Just as conversationalists at a loud cocktail party may raise their voices to be heard over the din, so do echolocating bats, according to a new study released Monday by the Proceedings of the National Academy of Sciences.
The effect is known as the Lombard effect, and it’s found in a wide range of chattering and chirping critters, from zebra finches to marmosets to humans. Often the effect registers not as turning up the volume (an increase in the sound wave’s amplitude), but in raising the pitch of one’s voice (a rise in frequency).
For this study, researchers from UCLA and Northeast Normal University in Jilin tested the reactions of three horseshoe bats collected from China. Bats make excellent test subjects: The nocturnal mammals have a fine-tuned sense of hearing and use echolocation to navigate in the dark.
Bats can hear (and use) a wide range of frequencies, stretching 100 Hz, but they have a particular resting frequency that they use when perched. The researchers introduced back noise above, below and right on top of that resting frequency, and recorded more than 83,000 echolocation calls to see how the bats reacted.

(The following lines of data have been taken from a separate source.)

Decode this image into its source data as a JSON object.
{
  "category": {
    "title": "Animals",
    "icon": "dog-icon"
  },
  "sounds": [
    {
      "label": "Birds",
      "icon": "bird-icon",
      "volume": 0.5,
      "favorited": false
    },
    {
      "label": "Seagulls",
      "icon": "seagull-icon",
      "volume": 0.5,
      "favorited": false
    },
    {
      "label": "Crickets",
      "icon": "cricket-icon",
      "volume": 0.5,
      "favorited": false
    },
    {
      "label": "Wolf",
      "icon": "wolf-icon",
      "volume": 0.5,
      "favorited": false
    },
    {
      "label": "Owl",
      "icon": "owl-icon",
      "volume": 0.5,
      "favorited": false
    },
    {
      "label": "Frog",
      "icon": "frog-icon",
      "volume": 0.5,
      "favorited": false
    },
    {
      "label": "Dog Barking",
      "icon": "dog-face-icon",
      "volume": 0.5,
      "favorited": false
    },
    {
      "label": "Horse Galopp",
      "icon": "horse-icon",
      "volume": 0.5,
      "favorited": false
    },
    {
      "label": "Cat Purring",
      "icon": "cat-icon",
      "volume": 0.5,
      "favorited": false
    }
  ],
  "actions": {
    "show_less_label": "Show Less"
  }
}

In almost all cases, the bats raised their frequency (the pitch) of their calls so they could pick it out against the noise. The only time they increased the amplitude of their calls (as in, called more loudly) was when the noise lay right over the bats’ dominant resting frequency. If they couldn’t work around the background noise effectively, only then would they try to talk over it, cocktail-party style.
The study provides some insight into how their brains must be wired, too: The animals didn’t need to wait for their voices to come back to shift their pitch or amplitude -- they did so as soon as they heard the background noise. There must be a direct link between their brains’ auditory systems (which pick up the noise) and their vocal-motor systems (which adjust their calls accordingly).
The findings may also have implications for animals living near populated urban areas, where white noise can often affect the calls -- and thus the sex lives -- of nearby bird populations.